The White House and Congress are both taking steps toward revising rules on “made in USA” labels for meat, with changes possible later this year.
Under current Department of Agriculture rules, meat and poultry products that were derived from animals that may have been born, raised, and slaughtered in another country but are processed in the U.S. may be labeled as “product of USA.” However, after determining that this policy “may be causing confusion in the marketplace, particularly with respect to certain imported meat products,” USDA announced in July 2021 plans to initiate a rulemaking to limit “product of USA” and certain other voluntary U.S. origin statements to meat products derived from livestock slaughtered and processed in the U.S.

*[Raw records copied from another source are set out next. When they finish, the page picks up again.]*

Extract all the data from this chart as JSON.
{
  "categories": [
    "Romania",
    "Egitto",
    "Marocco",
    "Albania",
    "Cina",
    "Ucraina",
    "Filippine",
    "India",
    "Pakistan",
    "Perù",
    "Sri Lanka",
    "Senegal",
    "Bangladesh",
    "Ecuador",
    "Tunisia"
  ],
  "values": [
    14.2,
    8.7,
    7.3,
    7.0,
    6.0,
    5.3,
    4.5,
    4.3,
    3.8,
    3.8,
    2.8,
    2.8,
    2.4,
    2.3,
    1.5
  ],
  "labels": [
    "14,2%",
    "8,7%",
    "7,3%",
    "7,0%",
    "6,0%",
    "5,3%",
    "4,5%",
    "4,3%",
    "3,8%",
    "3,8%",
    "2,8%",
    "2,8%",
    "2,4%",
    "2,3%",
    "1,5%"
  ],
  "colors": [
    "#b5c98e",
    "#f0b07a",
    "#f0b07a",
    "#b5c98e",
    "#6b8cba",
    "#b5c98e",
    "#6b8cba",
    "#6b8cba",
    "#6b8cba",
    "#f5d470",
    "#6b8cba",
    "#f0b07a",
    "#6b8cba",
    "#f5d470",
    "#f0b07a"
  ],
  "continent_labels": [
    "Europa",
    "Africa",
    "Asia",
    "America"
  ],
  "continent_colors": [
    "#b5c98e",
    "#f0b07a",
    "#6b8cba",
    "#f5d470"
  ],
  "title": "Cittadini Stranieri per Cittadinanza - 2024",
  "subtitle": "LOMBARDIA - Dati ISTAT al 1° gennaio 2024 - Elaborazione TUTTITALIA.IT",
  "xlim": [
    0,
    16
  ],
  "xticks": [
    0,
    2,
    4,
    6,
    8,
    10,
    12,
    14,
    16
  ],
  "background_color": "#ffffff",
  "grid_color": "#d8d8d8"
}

To inform that rulemaking USDA said it would conduct a top-to-bottom review of the labeling rules, taking into account all ideas suggested by all stakeholders, including U.S. trading partners. A previous origin labeling requirement for meat products was struck down by the World Trade Organization years ago and various efforts have been made since then to devise a policy compliant with WTO rules.

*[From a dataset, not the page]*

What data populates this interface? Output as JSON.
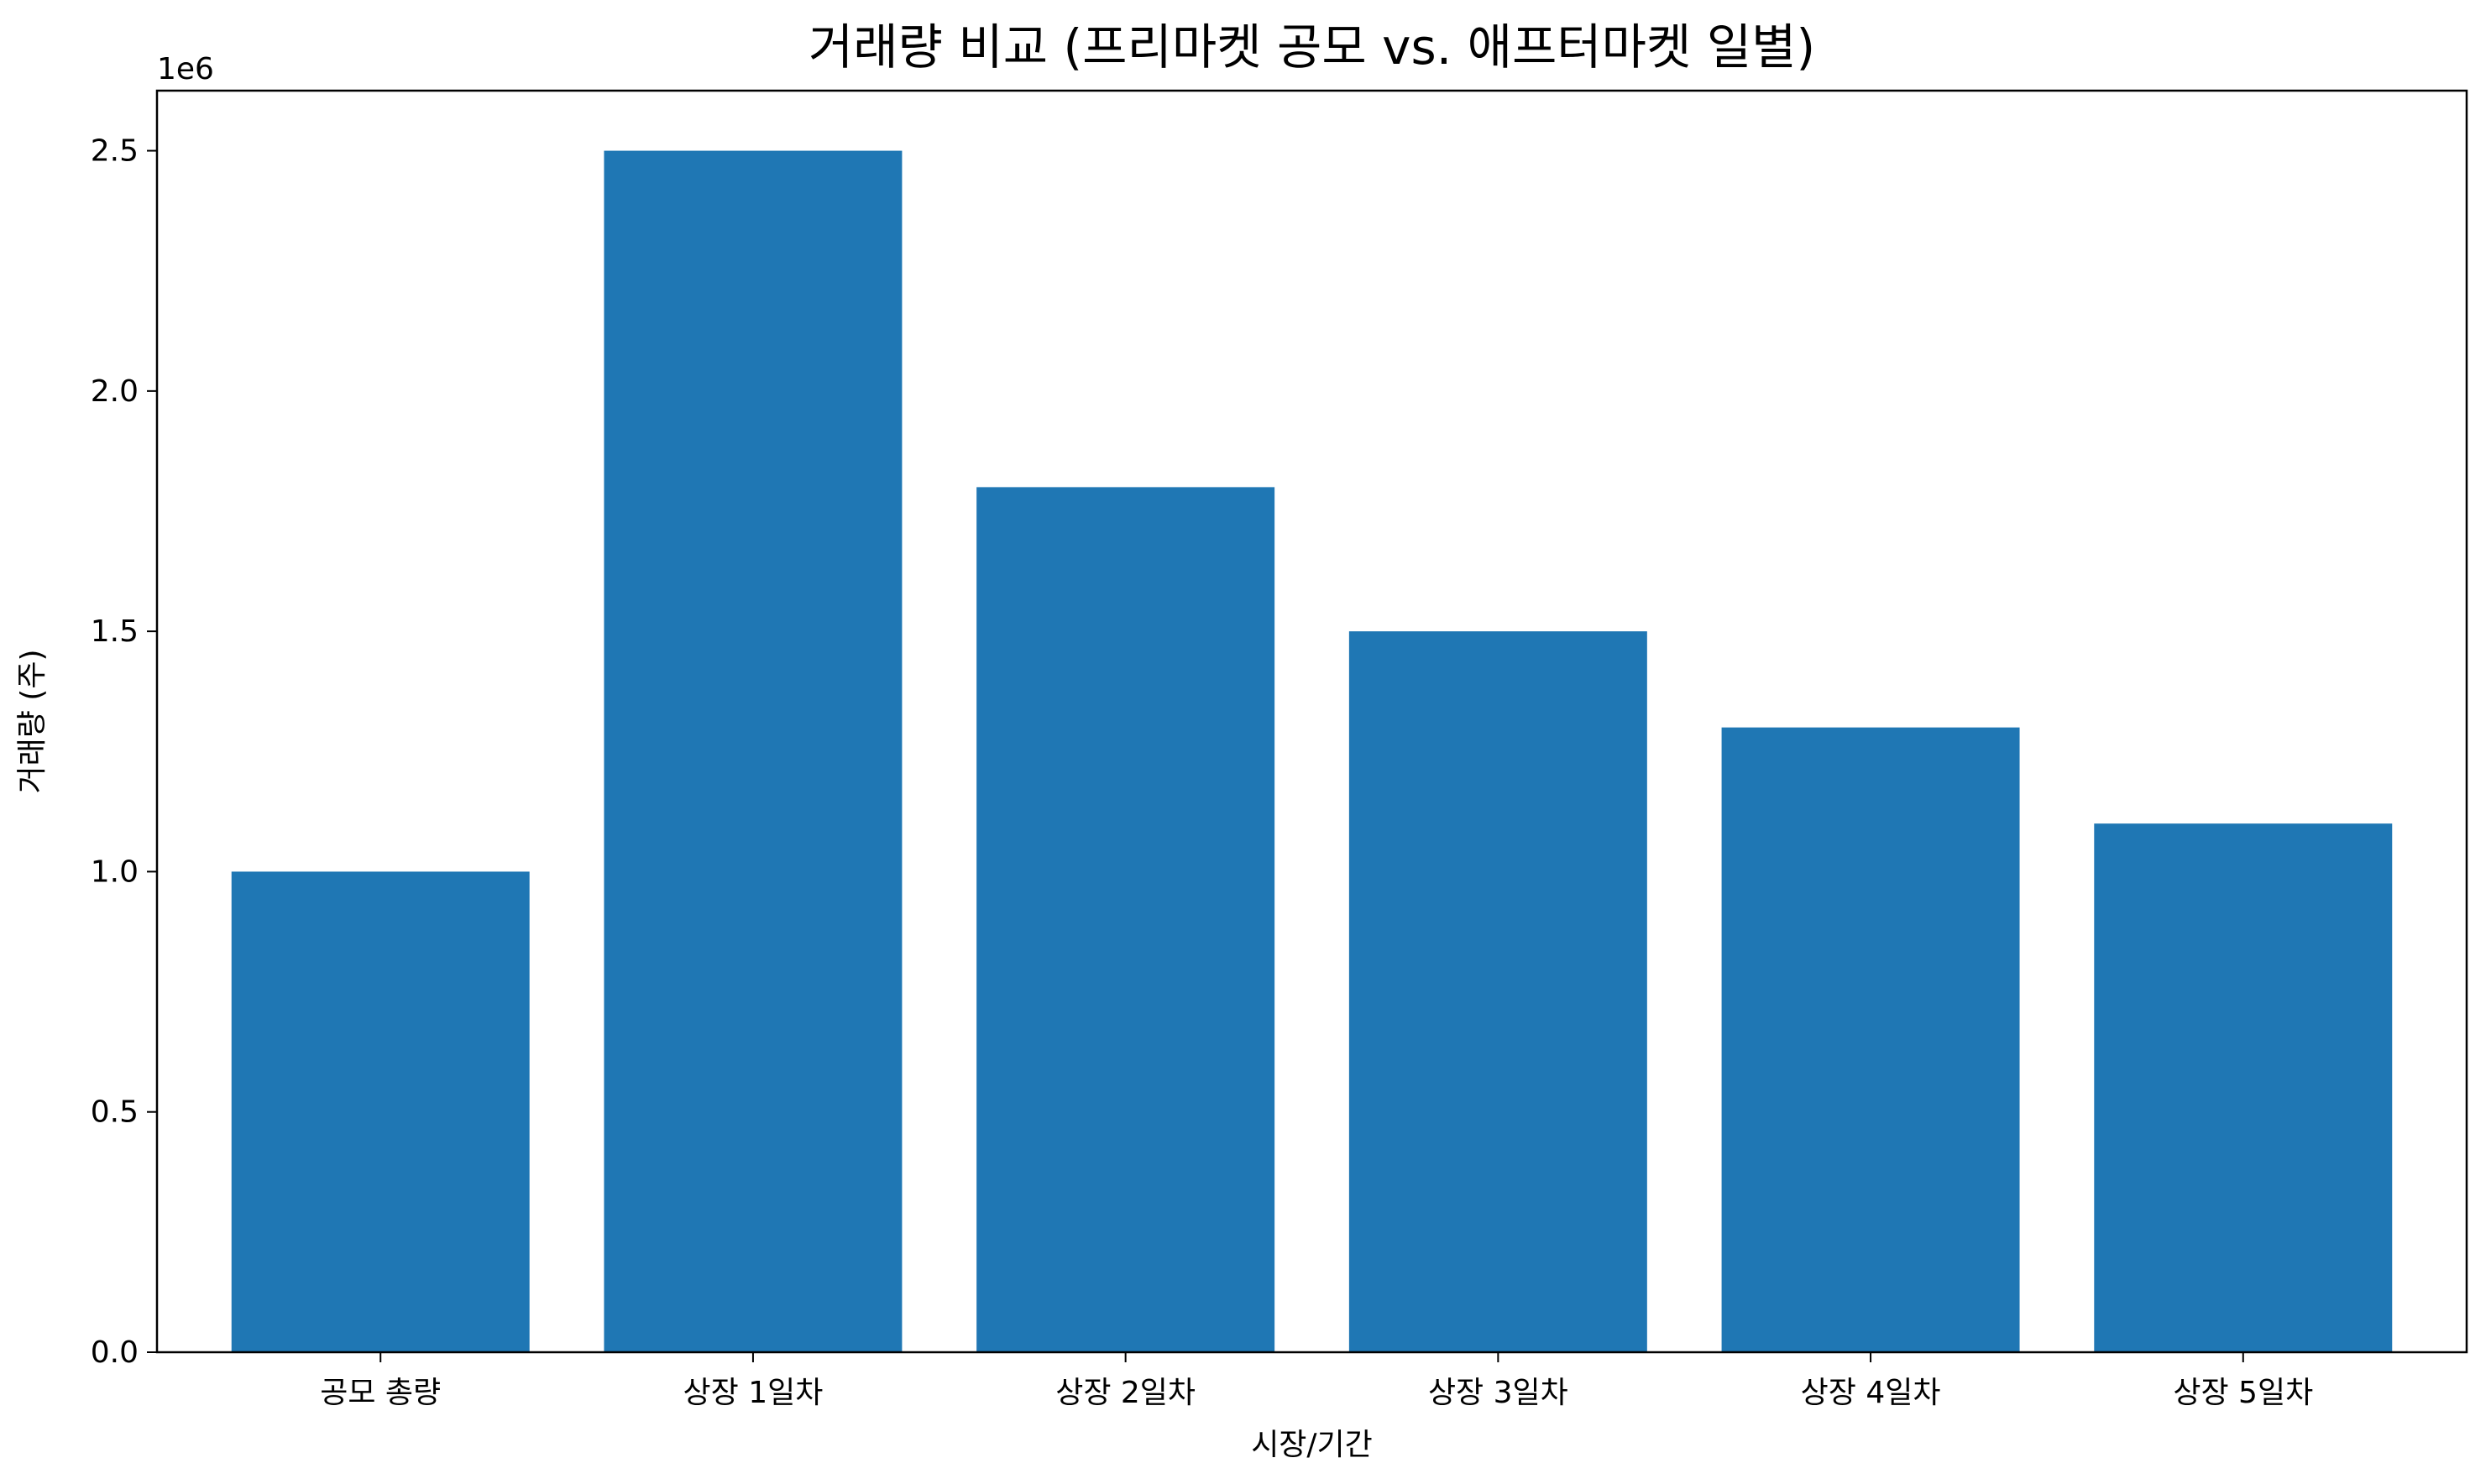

On Jan. 3, as part of a new action plan for a “fairer, more competitive, and more resilient meat and poultry supply chain,” the White House noted that USDA’s review is continuing and that the department still plans to issue new labeling rules, though no time frame was specified.
In the meantime, Sen. Roger Marshall (R-Kan.) introduced Jan. 4 the Bona Fide Beef Branding Act (S. 3439), which would direct the USDA to eliminate the current “product of USA” meat label and replace it with three new voluntary labels to address consumer confusion. In a September 2021 letter to Agriculture Secretary Tom Vilsack, Marshall said these labels could include “processed in the USA,” “raised and processed in the USA,” and “born, raised, and processed in the USA.”

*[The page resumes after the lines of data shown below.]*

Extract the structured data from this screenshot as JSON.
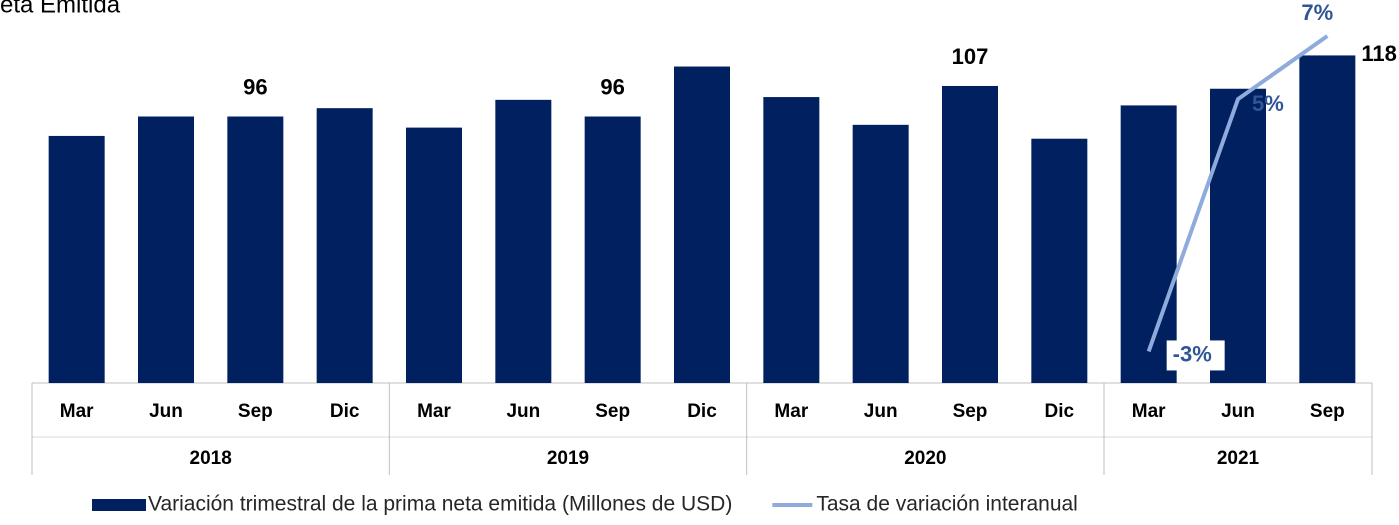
{
  "chart_data": {
    "type": "bar",
    "title": "eta Emitida",
    "categories": [
      "Mar",
      "Jun",
      "Sep",
      "Dic",
      "Mar",
      "Jun",
      "Sep",
      "Dic",
      "Mar",
      "Jun",
      "Sep",
      "Dic",
      "Mar",
      "Jun",
      "Sep"
    ],
    "x_groups": [
      {
        "label": "2018",
        "size": 4
      },
      {
        "label": "2019",
        "size": 4
      },
      {
        "label": "2020",
        "size": 4
      },
      {
        "label": "2021",
        "size": 3
      }
    ],
    "series": [
      {
        "name": "Variación trimestral de la prima neta emitida (Millones de USD)",
        "color": "#002060",
        "values": [
          89,
          96,
          96,
          99,
          92,
          102,
          96,
          114,
          103,
          93,
          107,
          88,
          100,
          106,
          118
        ],
        "value_labels": [
          null,
          null,
          "96",
          null,
          null,
          null,
          "96",
          null,
          null,
          null,
          "107",
          null,
          null,
          null,
          "118"
        ]
      },
      {
        "name": "Tasa de variación interanual",
        "color": "#8faadc",
        "type": "line",
        "axis": "y2",
        "values": [
          null,
          null,
          null,
          null,
          null,
          null,
          null,
          null,
          null,
          null,
          null,
          null,
          -3,
          5,
          7
        ],
        "value_labels": [
          null,
          null,
          null,
          null,
          null,
          null,
          null,
          null,
          null,
          null,
          null,
          null,
          "-3%",
          "5%",
          "7%"
        ]
      }
    ],
    "ylim": [
      0,
      125
    ],
    "y2lim": [
      -4,
      7
    ],
    "grid": false
  }
}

Other similar bills have been introduced in recent months, including the American Beef Labeling Act (S. 2716, introduced Sept. 13 by Sen. Thune, R-S.D.), which would require the Office of the U.S. Trade Representative to develop and implement within one year a WTO-compliant means of reinstating mandatory country of origin labeling for beef, and the USA Beef Act (S. 2623, introduced Aug. 5 by Sen. Rounds, R-S.D., and H.R. 4973, introduced Aug. 6 by Rep. Rosedale, R-Mont.), which would limit the use of the “product of USA” label on beef products to those produced from cows born, raised, and slaughtered in the U.S.